Alexandria Leto,Cecilia Aguerrebere,Ishwar Bhati,Ted Willke,Mariano Tepper,Vy Ai Vo
2024-11-12
Abstract:Retrieval-augmented generation (RAG) is a promising method for addressing some of the memory-related challenges associated with Large Language Models (LLMs). Two separate systems form the RAG pipeline, the retriever and the reader, and the impact of each on downstream task performance is not well-understood. Here, we work towards the goal of understanding how retrievers can be optimized for RAG pipelines for common tasks such as Question Answering (QA). We conduct experiments focused on the relationship between retrieval and RAG performance on QA and attributed QA and unveil a number of insights useful to practitioners developing high-performance RAG pipelines. For example, lowering search accuracy has minor implications for RAG performance while potentially increasing retrieval speed and memory efficiency.
Computation and Language
What problem does this paper attempt to address?
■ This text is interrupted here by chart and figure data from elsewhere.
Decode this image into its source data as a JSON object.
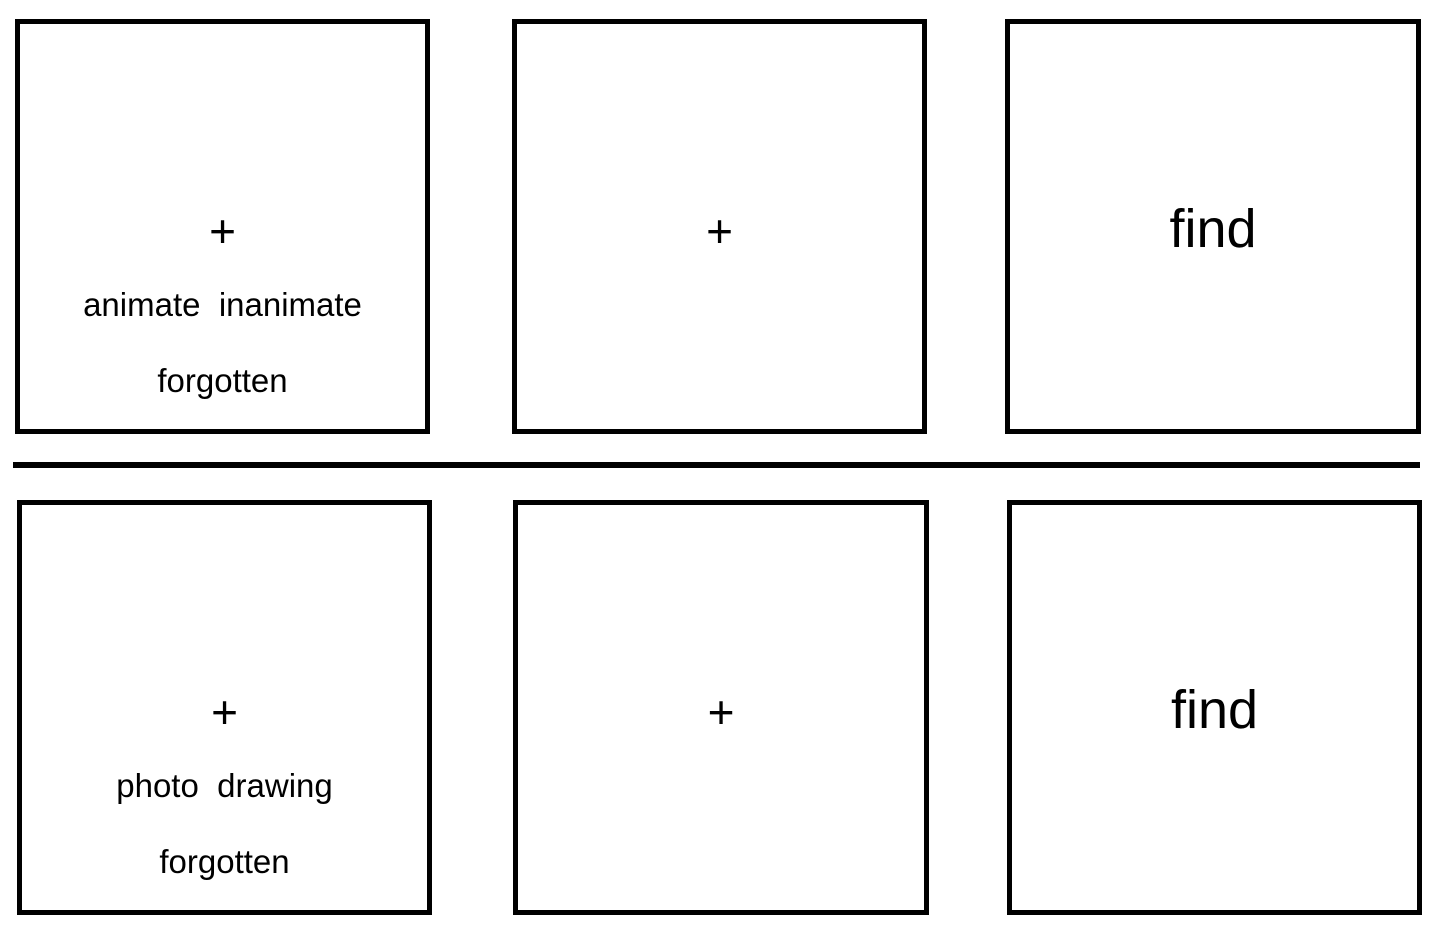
{
  "rows": [
    {
      "cue_panel": {
        "fixation": "+",
        "category_line": "animate  inanimate",
        "forgotten_label": "forgotten"
      },
      "delay_panel": {
        "fixation": "+"
      },
      "probe_panel": {
        "probe": "find"
      }
    },
    {
      "cue_panel": {
        "fixation": "+",
        "category_line": "photo  drawing",
        "forgotten_label": "forgotten"
      },
      "delay_panel": {
        "fixation": "+"
      },
      "probe_panel": {
        "probe": "find"
      }
    }
  ],
  "colors": {
    "border": "#000000",
    "background": "#ffffff",
    "text": "#000000"
  }
}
The problem that this paper attempts to solve is how to optimize the retriever in the Retrieval - Augmented Generation (RAG) system to improve the performance of downstream tasks (such as question - answering tasks). Specifically, the author has studied the role of the retriever in the RAG pipeline, especially how the performance of the retriever affects the final question - answering task performance. The paper experimentally explores the following aspects: 1. **The influence of the number of retrieved documents**: Research on the influence of different numbers of retrieved documents on the performance of question - answering tasks. It is found that increasing the number of retrieved documents can improve performance, but the effect tends to be saturated after exceeding a certain number. 2. **The influence of the recall rate of gold documents**: Analyzed the position of gold documents (i.e., documents containing correct answers) in the retrieval results and their influence on task performance. It is found that even a small number of gold documents can significantly improve performance. 3. **The influence of the approximate nearest neighbor search (ANN) precision**: Researched the influence of reducing ANN search precision on task performance. It is found that reducing search precision has little influence on performance, but can significantly improve retrieval speed and memory efficiency. 4. **The influence of noisy documents**: Explored the influence of adding noisy documents with different degrees of relevance in the retrieval results on task performance. It is found that regardless of the relevance of noisy documents, it will lead to performance degradation. Through these studies, the author hopes to provide guidance for designing high - performance RAG pipelines, especially in the selection and optimization of retrievers.